Re: grep vs git grep performance?

Ævar Arnfjörð Bjarmason <avarab@xxxxxxxxx> · Sat, 28 Oct 2017 09:45:55 +0200

On Fri, Oct 27 2017, Joe Perches jotted:

> On Sat, 2017-10-28 at 00:11 +0200, Ævar Arnfjörð Bjarmason wrote:
>> On Fri, Oct 27 2017, Joe Perches jotted:
> []
>> > git grep performance has already been
>> > quite successfully improved.
>>
>> ...and I have WIP patches to use the PCRE engine for patterns without -P
>> which I intend to start sending soon after the next release.
>
> One addition that would be quite nice would be
> an option to have regex matches span input lines.
>
> grep v2.54 was the last grep version that allowed
> this and I keep it around just for that.
>
> ie:
>
> $ cat hello.txt
> Hello
> World
> $ grep -P "Hello\s*World" hello.txt
> $ grep-2.5.4 -P "Hello\s*World" hello.txt
> Hello
> World

I'm unable to build 2.5.4 and can't find anything relevant in the
release notes at a quick glance around that time saying that this would
be removed, if you can still build it I'd be interested to see what this
bisects down to in grep.git.

But aside from that, a feature like this constrains the regex
implementation a lot since it's going to need to either match the entire
file as we'd need to do with PCRE, or we'd need to really deeply embed
the core logic of the regex matcher into our grep implementation.

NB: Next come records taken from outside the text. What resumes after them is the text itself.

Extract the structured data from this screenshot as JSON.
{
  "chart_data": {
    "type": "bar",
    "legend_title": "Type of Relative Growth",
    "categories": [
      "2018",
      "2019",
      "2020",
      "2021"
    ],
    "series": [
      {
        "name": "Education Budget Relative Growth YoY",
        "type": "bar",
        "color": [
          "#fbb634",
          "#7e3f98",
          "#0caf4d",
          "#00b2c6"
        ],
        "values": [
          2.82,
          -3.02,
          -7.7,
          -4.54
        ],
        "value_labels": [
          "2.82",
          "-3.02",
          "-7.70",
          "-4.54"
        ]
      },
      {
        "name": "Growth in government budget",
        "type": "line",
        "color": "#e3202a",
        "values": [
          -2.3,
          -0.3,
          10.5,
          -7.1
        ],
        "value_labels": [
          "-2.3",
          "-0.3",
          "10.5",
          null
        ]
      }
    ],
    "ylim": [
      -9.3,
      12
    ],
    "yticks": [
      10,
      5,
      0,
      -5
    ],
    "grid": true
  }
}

I.e. in this case a more optimal implementation would start by parsing
this regex down:

    ((EXACT "Hello")
     (STAR (POSIXU "\s"))
     (EXACT "World"))

Then when you open the file you can start searching for the fixed-string
"Hello", if you don't find that you're done, if you do you can forward
look-ahead for the fixed "World", and only if you find that do you need
to match the more complex part in the middle.

Whereas our API for the internal regex matchers now is that we find the
boundaries of newlines and batch-match a bunch of lines with a match()
function that takes a string, and if that matches we drill down to what
specific line matches.

Which is not to say that this can't be done without a potentially
unacceptable memory trade-off (i.e. matching the entire file in all
cases), the PCRE2 engine in particular includes some I/O abstractions
that we're not using but could (but I haven't looked into it).

But right now the entire internal API we have is constrained by catering
to the lowest common denominator (a regexec that takes a char*), so
supporting more fancy multi-line matching features can be a PITA since
we'd need to maintain both codepaths.

Or we could make PCRE a hard dependency, which given the performance
advantages I'm increasingly willing to make the case for.